Church Life,  World View

Pope Francis – Ten Years

Ten years ago this evening, I sat watching the white smoke rise from the chimney of the Sistine Chapel in Rome, indicating that a new Pope had been chosen. Millions of others around the world were similarly watching the news broadcasts with great interest and curiosity, wondering who this newly-elected Holy Father might be.

And then Cardinal Tauran, the Cardinal Protodeacon, came onto the loggia of the Basilica and uttered those words we all recognise – “Habemus Papam..”‘we have a Pope’. There was a momentary pause and then the name of the new Pope was declared – “Franciscus”. It was the first time a Pope had ever taken this particular name and it immediately conjured up images of St Francis of Assisi, the poor man who sought to rebuild the Church. How prophetic that would prove to be.

But which Cardinal had been chosen? Who was he? “Cardinale Jorge Mario Bergoglio”.

‘Who?’ asked almost the entire world, with a unified voice, closely followed by “from where?”.

Today, a full ten years on from that evening, we all know the Holy Father, Pope Francis. And he has lived up to the expectations which his regnal name suggested to us all.

For me personally, I love this particular Pope very much indeed. I see in him the first Pope, Saint Peter; and I see within him the authentic light of the Gospel, a light which shines out upon the whole world. He has taught me about mercy – often in his words, but very powerfully in the example he sets before us day after day. This man asks us to do nothing which he does not do himself.

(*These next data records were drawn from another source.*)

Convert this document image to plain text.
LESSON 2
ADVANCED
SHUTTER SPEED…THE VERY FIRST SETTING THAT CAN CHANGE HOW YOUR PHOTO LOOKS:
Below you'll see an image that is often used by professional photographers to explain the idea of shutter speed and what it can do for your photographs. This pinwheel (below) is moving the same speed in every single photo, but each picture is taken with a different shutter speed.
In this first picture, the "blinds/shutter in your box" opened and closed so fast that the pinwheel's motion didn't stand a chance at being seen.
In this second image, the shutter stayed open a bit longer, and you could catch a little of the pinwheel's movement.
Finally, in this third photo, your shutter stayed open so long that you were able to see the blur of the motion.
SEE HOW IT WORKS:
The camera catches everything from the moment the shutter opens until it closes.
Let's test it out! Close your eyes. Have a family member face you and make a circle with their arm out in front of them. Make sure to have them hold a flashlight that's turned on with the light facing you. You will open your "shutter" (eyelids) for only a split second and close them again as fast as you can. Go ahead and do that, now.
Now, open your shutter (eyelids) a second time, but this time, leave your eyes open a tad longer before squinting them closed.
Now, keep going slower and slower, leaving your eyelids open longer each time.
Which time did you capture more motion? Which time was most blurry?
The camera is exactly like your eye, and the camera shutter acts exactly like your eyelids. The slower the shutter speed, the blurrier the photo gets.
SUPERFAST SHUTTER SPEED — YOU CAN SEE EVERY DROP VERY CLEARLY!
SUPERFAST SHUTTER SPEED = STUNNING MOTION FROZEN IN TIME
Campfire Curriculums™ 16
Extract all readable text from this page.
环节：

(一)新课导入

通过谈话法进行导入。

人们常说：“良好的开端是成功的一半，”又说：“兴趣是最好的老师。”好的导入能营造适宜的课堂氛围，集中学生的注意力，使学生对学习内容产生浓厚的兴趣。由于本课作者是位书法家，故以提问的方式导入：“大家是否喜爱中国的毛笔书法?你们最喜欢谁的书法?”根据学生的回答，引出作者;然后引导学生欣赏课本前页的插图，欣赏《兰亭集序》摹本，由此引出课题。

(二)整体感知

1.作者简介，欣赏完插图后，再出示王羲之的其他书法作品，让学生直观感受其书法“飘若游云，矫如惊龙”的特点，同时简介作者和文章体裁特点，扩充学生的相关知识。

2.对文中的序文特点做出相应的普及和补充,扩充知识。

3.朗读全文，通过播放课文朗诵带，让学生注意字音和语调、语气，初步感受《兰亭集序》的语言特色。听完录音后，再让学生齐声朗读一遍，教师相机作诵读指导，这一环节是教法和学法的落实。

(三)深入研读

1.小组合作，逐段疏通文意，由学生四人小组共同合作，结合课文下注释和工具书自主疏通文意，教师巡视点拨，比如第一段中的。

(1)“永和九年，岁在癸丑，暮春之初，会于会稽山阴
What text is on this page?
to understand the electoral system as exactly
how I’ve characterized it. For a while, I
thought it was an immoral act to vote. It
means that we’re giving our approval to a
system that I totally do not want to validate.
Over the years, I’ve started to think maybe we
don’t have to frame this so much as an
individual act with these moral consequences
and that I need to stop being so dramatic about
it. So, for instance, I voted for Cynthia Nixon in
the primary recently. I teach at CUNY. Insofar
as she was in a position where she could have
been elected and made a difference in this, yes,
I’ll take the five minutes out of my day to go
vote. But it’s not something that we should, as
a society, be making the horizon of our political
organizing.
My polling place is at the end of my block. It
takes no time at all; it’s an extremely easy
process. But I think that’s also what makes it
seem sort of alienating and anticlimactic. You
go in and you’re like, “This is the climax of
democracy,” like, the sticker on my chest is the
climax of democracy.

In his papacy, I see the gathering strength of the wind which blew through the Church at the Second Vatican Council – that wind is blowing today as the Pope reminds us what the Council taught and as he shapes the Church to more closely reflect those teachings.

In particular, I think of his teachings on holiness and on the duty every one of us has to respond to that ‘universal call to holiness’ which the Council placed before us – his document on this theme has profoundly affected me and I give thanks for that, even as I see myself failing so greatly over and over in trying to do something positive with it.

But for me he is, above all else, ‘The Pope Of Mercy’. He called the Jubilee of Mercy, which the Church so deeply needed in that moment as it needs it now. He opened wide the arms of the Church to all people, reminding us that it is a field hospital for the sick, not a museum for the perfect. Just as well, since there are so many of the former and so very few of the latter.

Today, I give very deep thanks for this Holy Father, God’s gift to His Church in these moments of human history, and exactly the gift we need; blessed be God for this.

May God bless you always, dear Holy Father, and may the Immaculate Heart of Mary smile upon you now and always.